The plenary of the Liberian Senate decides today, Monday, 05 November whether or not, to invite embattled Associate Justice Kabineh Ja’neh before full plenary for his impeachment. The impeachment trial is expected to be presided over by His Honor, Chief Justice Francis Korpkor.
Members of the Senate on Friday, November 02, debated amendment of their rule. Rule 63, which calls for jurors in impeachment proceedings, is not totally in conformity with Article 43 of the 1986 Liberian Constitution, which also talks about impeachment of senior officials of government.
Rule 63; Section (4) states: When the President of the Republic of Liberia, upon whom the power and duties of the office of President shall have devolved, shall be impeached, the Chief Justice of the Supreme Court of the Republic of Liberia shall preside; and in a case requiring the said Chief Justice to preside, notice shall be given to him by the Presiding Officer of the Senate of the time and place fixed for the consideration of the articles of impeachment, as aforesaid, with a request to attend; and the said Chief Justice shall preside over the Senate during the consideration of the said articles and upon the trial of the person impeached therein.
Section (5) of the same rule also states, “The Senate shall have power to compel the attendance of witnesses, enforce obedience to its order, mandates, writs and precepts authorized by these rules or by the Senate, and to make and enforce such other regulations and order in the premise at the Senate, and to make enforce such other regulations and order in the premise as the Senate may authorize or provide.
Article 43 of the Constitution of Liberia says, “The power to prepare a bill of impeachment is vested solely in the House of Representatives, and the power to try all impeachments is vested solely in the Senate. When the President, Vice President or an Associate Justice is to be tried, the Chief Justice shall preside; when the Chief Justice or a judge of a subordinate court of record is to be tried, the President of the Senate shall preside. No person shall be impeached but by the concurrence of two-thirds of the total membership of the Senate. Judgments in such cases shall not extend beyond removal from office and disqualification to hold public office in the Republic; but the party may be tried at law for the same offense. The Legislature shall prescribe the procedure for impeachment proceedings which shall be in conformity with the requirements of due process of law.”

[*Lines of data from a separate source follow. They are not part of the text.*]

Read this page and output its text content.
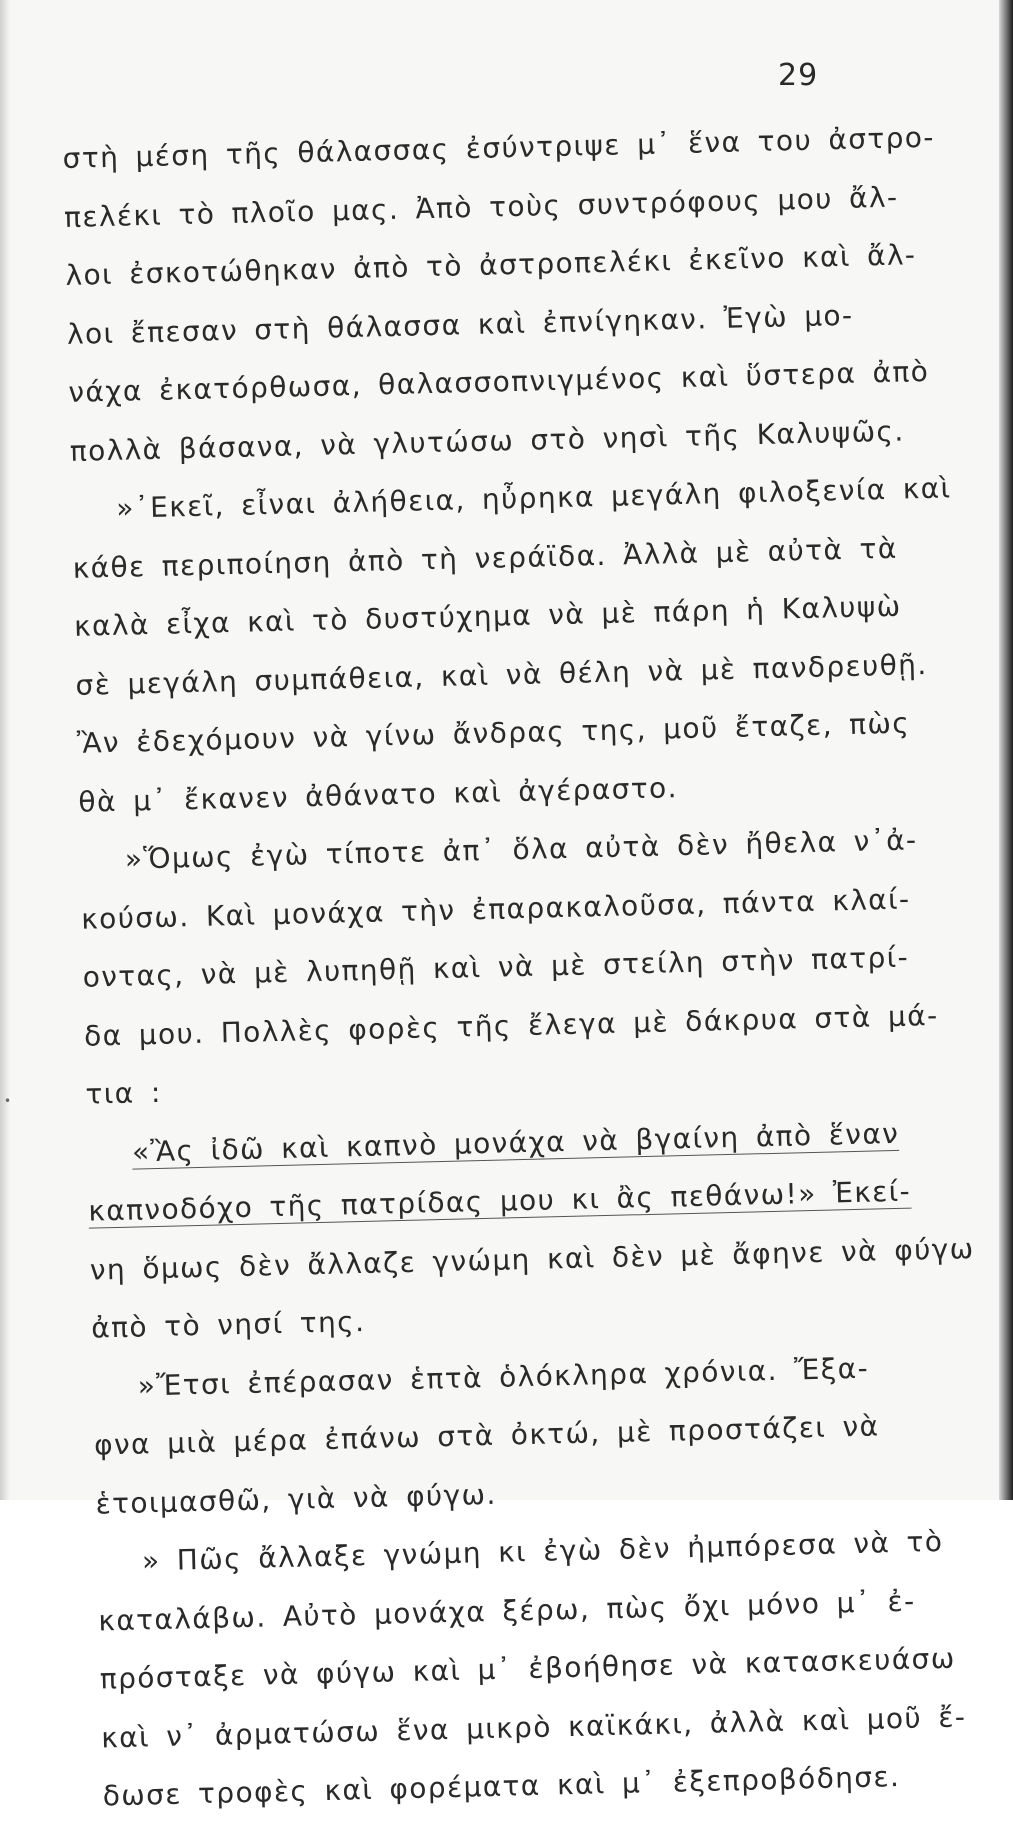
29
•
στὴ μέση τῆς θάλασσας ἐσύντριψε μ᾿ ἕνα του ἀστρο-
πελέκι τὸ πλοῖο μας. Ἀπὸ τοὺς συντρόφους μου ἄλ-
λοι ἐσκοτώθηκαν ἀπὸ τὸ ἀστροπελέκι ἐκεῖνο καὶ ἄλ-
λοι ἔπεσαν στὴ θάλασσα καὶ ἐπνίγηκαν. Ἐγὼ μο-
νάχα ἐκατόρθωσα, θαλασσοπνιγμένος καὶ ὕστερα ἀπὸ
πολλὰ βάσανα, νὰ γλυτώσω στὸ νησὶ τῆς Καλυψῶς.
»᾿Εκεῖ, εἶναι ἀλήθεια, ηὖρηκα μεγάλη φιλοξενία καὶ
κάθε περιποίηση ἀπὸ τὴ νεράϊδα. Ἀλλὰ μὲ αὐτὰ τὰ
καλὰ εἶχα καὶ τὸ δυστύχημα νὰ μὲ πάρη ἡ Καλυψὼ
σὲ μεγάλη συμπάθεια, καὶ νὰ θέλη νὰ μὲ πανδρευθῇ.
Ἂν ἐδεχόμουν νὰ γίνω ἄνδρας της, μοῦ ἔταζε, πὼς
θὰ μ᾿ ἔκανεν ἀθάνατο καὶ ἀγέραστο.
»Ὅμως ἐγὼ τίποτε ἀπ᾿ ὅλα αὐτὰ δὲν ἤθελα ν᾿ἀ-
κούσω. Καὶ μονάχα τὴν ἐπαρακαλοῦσα, πάντα κλαί-
οντας, νὰ μὲ λυπηθῇ καὶ νὰ μὲ στείλη στὴν πατρί-
δα μου. Πολλὲς φορὲς τῆς ἔλεγα μὲ δάκρυα στὰ μά-
τια :
«Ἂς ἰδῶ καὶ καπνὸ μονάχα νὰ βγαίνη ἀπὸ ἕναν
καπνοδόχο τῆς πατρίδας μου κι ἂς πεθάνω!» Ἐκεί-
νη ὅμως δὲν ἄλλαζε γνώμη καὶ δὲν μὲ ἄφηνε νὰ φύγω
ἀπὸ τὸ νησί της.
»Ἔτσι ἐπέρασαν ἑπτὰ ὁλόκληρα χρόνια. Ἔξα-
φνα μιὰ μέρα ἐπάνω στὰ ὀκτώ, μὲ προστάζει νὰ
ἑτοιμασθῶ, γιὰ νὰ φύγω.
» Πῶς ἄλλαξε γνώμη κι ἐγὼ δὲν ἠμπόρεσα νὰ τὸ
καταλάβω. Αὐτὸ μονάχα ξέρω, πὼς ὄχι μόνο μ᾿ ἐ-
πρόσταξε νὰ φύγω καὶ μ᾿ ἐβοήθησε νὰ κατασκευάσω
καὶ ν᾿ ἀρματώσω ἕνα μικρὸ καϊκάκι, ἀλλὰ καὶ μοῦ ἔ-
δωσε τροφὲς καὶ φορέματα καὶ μ᾿ ἐξεπροβόδησε.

The Senate Chairman on Judiciary, Senator Varney Sherman of Grand Cape Mount County had since sought an endorsement from the senate’s floor that a senator can serve as witness and waive his or her right as juror. Juror in the case of the impeachment proceedings are senators who will participate in the hearings of the impeachment against Justice Ja’neh.
The amendment says if senator is requested by plenary to serve as witness, said senator still has the statutory power to serve as juror but if a senator volunteers himself or herself to testify, that senator relinquishes his or her right to serve as juror.

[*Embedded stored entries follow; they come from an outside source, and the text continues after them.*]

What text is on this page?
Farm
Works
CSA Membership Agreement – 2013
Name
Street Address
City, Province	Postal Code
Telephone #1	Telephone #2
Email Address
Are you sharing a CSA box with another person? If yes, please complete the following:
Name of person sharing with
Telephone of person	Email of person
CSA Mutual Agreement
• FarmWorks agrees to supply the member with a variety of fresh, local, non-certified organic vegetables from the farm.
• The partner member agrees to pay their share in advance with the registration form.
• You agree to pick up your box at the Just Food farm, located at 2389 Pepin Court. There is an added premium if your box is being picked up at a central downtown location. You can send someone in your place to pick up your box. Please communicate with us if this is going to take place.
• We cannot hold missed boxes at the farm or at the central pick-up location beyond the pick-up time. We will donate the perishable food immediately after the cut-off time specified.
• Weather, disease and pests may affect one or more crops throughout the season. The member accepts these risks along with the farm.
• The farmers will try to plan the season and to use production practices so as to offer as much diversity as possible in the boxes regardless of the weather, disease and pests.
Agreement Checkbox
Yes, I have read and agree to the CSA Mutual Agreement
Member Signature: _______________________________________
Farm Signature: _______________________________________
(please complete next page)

But River Gee County Senator Conmany Wesseh and Margibi County Senator Oscar Cooper respectively argued that the approach by some senators is unconstitutional and the senate should be given ample time to debate the proceedings. However, Senate President Pro-Tempore Albert Chie resisted the two from debating.

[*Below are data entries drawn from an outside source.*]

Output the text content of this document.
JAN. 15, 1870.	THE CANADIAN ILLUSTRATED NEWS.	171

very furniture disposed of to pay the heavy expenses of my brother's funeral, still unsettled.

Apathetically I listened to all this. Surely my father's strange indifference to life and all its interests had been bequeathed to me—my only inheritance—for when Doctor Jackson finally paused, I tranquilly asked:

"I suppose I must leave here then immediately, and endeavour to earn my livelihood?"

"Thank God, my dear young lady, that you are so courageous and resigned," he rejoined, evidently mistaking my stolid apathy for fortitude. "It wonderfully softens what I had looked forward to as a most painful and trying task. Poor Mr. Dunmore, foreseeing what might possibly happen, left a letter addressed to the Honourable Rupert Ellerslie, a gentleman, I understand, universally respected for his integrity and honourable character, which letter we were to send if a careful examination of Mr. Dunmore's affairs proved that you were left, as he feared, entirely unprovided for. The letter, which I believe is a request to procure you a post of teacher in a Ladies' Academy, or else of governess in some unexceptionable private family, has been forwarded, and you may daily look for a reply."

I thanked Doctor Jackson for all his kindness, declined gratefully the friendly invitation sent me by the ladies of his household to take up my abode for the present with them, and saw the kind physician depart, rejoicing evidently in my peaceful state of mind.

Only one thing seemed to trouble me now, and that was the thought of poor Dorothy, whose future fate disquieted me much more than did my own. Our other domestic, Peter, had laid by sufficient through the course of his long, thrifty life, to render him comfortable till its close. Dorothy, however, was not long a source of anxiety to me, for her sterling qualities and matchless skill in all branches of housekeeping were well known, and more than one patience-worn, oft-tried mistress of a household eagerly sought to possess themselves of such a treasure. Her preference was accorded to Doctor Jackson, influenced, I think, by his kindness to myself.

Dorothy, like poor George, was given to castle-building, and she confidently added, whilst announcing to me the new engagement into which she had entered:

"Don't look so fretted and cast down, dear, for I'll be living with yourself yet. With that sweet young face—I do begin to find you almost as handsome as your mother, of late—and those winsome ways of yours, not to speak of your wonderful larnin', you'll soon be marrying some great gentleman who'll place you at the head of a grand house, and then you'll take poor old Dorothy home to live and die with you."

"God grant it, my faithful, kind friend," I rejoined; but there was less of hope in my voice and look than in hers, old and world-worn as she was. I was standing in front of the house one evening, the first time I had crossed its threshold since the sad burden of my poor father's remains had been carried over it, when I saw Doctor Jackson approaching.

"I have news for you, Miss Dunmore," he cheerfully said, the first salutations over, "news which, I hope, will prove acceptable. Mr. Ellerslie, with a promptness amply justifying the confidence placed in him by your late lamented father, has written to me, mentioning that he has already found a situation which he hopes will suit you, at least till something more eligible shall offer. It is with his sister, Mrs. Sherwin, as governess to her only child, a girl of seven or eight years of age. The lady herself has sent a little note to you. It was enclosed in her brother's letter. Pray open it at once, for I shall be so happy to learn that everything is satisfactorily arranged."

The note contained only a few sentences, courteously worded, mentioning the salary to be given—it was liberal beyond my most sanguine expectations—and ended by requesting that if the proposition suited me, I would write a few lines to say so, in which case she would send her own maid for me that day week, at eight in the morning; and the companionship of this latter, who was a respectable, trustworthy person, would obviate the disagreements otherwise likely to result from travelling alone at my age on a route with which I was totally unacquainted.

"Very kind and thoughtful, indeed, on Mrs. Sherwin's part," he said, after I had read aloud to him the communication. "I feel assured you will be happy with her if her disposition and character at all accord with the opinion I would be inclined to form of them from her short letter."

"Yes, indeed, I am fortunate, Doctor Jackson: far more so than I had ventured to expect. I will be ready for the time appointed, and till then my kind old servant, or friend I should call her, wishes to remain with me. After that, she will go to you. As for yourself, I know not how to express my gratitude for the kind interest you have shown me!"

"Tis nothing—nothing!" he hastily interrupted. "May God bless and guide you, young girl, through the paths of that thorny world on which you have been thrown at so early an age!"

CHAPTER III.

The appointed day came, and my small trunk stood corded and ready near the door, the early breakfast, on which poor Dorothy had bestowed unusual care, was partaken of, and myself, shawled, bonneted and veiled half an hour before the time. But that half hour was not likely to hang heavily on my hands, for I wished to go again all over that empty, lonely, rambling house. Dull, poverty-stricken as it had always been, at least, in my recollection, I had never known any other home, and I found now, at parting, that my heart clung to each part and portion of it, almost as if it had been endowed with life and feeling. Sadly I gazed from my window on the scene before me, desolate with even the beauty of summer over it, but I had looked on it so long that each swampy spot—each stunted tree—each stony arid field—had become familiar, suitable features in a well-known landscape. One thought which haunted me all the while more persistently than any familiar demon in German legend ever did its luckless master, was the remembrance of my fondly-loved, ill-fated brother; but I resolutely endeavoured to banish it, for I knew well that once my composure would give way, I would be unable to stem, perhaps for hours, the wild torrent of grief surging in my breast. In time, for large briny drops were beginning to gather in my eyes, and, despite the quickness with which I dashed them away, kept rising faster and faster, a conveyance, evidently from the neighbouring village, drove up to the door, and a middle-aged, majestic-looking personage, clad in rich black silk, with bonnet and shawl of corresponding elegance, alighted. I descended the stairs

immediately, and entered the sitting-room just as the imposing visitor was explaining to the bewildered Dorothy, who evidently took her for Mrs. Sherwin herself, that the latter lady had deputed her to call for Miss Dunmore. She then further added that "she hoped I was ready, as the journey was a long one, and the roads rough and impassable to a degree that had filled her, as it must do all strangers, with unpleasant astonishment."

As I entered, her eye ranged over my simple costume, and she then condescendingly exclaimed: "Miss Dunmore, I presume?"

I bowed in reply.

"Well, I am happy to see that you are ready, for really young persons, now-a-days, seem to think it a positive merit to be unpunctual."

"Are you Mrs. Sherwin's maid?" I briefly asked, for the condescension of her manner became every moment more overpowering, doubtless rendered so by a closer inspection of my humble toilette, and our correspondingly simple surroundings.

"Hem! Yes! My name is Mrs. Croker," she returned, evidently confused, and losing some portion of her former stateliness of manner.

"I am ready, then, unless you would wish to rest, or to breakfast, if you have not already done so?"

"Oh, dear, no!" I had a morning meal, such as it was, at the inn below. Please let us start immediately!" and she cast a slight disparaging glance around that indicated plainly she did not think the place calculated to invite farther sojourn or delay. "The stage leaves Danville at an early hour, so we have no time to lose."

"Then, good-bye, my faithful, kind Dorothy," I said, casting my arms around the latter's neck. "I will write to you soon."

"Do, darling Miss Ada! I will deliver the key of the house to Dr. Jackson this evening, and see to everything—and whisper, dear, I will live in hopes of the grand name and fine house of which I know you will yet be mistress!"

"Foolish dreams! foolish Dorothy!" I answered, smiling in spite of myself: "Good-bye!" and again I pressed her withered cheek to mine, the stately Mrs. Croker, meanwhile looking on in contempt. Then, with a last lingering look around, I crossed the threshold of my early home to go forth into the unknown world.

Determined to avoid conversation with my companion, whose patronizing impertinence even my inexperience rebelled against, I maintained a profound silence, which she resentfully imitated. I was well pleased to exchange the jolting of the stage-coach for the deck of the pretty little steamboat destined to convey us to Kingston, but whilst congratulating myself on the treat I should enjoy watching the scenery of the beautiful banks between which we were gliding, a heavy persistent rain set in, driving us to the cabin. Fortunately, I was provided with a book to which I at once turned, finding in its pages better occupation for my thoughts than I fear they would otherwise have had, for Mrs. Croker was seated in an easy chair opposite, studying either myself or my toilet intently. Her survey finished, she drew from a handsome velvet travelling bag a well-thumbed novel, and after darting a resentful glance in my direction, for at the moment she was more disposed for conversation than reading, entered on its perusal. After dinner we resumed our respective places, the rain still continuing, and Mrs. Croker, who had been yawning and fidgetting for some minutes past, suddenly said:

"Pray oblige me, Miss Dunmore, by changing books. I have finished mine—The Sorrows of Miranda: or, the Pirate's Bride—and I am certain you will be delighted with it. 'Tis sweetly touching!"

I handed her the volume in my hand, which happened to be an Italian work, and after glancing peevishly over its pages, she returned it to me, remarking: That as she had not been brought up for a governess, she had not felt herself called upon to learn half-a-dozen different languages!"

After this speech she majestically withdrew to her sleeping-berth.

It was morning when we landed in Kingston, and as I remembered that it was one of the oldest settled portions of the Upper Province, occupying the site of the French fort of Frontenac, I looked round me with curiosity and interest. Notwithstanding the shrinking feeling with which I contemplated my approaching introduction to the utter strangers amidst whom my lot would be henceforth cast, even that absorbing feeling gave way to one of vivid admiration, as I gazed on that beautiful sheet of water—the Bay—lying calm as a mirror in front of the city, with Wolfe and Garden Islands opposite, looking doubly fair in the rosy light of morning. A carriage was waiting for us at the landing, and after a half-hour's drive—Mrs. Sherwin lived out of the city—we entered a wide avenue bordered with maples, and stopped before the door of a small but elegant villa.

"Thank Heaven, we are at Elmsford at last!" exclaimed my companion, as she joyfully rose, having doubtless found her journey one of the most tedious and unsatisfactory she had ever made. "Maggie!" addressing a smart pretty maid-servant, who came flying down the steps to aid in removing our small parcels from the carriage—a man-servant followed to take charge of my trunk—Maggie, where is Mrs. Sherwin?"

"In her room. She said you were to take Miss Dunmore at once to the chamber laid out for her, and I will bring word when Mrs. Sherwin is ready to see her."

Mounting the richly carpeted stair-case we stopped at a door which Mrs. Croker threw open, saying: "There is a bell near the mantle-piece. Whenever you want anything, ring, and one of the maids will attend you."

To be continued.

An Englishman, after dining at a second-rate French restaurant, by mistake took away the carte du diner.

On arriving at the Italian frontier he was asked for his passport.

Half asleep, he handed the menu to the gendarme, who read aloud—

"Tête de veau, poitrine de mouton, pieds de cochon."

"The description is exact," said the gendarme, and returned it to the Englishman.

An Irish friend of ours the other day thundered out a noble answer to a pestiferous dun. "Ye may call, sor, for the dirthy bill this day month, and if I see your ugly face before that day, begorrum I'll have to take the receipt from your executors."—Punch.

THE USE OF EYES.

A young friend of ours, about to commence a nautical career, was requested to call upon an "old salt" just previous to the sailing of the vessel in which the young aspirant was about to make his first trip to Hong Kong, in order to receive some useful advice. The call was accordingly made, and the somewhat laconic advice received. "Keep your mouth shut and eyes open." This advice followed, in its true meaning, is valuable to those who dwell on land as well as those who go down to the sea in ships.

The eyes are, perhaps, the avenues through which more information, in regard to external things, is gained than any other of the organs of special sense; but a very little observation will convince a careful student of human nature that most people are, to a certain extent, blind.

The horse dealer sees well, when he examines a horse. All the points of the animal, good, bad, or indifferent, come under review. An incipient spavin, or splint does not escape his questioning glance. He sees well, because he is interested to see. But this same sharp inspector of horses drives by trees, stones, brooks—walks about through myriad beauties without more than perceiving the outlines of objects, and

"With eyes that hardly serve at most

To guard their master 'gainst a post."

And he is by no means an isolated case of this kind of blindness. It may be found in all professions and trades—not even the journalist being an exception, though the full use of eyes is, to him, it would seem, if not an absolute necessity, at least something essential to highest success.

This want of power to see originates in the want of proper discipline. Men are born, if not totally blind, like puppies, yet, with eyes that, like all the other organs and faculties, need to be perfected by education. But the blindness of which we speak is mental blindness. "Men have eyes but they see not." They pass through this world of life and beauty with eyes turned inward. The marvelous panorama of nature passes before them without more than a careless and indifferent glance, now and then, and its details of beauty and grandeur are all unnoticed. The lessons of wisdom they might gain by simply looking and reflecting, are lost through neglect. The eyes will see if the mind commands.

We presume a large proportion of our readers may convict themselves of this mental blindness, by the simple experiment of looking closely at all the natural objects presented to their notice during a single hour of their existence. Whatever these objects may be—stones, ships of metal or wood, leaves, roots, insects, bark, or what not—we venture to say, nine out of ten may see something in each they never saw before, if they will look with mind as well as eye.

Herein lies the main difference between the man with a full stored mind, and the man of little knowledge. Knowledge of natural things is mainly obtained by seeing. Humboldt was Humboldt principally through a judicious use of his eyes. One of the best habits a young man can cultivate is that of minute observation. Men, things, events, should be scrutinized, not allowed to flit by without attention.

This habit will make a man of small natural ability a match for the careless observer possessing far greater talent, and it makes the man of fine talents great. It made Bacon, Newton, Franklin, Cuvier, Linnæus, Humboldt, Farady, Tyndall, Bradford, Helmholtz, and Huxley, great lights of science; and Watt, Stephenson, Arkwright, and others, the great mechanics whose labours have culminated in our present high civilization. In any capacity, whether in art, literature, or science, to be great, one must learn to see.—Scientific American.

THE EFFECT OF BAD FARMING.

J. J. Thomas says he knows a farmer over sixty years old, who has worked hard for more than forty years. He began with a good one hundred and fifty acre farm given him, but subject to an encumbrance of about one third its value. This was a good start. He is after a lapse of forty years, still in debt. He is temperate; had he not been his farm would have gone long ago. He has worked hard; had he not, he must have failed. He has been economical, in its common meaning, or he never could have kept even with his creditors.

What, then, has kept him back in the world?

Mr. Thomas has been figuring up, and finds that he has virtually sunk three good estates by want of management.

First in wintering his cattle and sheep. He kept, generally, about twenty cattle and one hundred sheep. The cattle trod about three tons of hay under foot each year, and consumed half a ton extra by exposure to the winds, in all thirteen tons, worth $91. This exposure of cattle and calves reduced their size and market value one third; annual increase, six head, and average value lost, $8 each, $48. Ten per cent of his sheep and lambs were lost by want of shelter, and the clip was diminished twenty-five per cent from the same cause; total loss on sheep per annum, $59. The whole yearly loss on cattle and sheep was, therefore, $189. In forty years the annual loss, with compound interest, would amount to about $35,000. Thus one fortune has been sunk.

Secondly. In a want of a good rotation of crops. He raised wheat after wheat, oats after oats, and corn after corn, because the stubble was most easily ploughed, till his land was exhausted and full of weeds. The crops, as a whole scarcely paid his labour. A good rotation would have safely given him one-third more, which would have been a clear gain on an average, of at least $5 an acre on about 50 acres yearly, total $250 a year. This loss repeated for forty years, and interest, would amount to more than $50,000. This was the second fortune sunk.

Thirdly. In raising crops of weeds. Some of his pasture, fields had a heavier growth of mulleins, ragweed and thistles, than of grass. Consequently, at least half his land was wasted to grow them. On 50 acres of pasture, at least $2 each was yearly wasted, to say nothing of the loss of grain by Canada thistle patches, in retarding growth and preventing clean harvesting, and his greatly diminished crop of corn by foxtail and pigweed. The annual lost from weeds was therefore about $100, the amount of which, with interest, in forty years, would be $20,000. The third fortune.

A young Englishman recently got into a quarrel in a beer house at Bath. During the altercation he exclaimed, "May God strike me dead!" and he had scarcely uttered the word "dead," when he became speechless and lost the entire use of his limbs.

Due to what appears to be ‘the unconventional legislative’ approach of Pro-Tempore Chie, Senator Cooper stormed out of session, while Senator Wesseh was restricted by presiding officer Chie from speaking on the matter.
However, Bong County Senator Henry Yallah made a motion that date for the appearance of embattled Associate Justice Ja’neh should be decided today, Monday, and the impeachment shall commenced immediately. The motion was overwhelmingly voted for with Senator Wesseh abstaining from the exercise.
On July 17, a petition seeking the immediate impeachment of Justice Kabineh M. Ja’Neh, was submitted to the House Plenary by Montserrado County Representatives Thomas Fallah of District #5 and Acarous M. Gray of District #8, respectively.
They, among others, charge that Justice Ja’neh “committed a serious official misconduct by engaging in a wanton and unsavory exercise of his judicial discretion, far exceeding the bounds of elementary judicial interpretation of issues simply to satisfy his personal ego.”
They also want him impeached for “Proved misconduct, gross breach of duty, inability to perform the functions of his office by allowing justice to be served where it belongs no matter the status of the party affected.” But the embattled Associate Justice challenges his impeachment process as unconstitutional.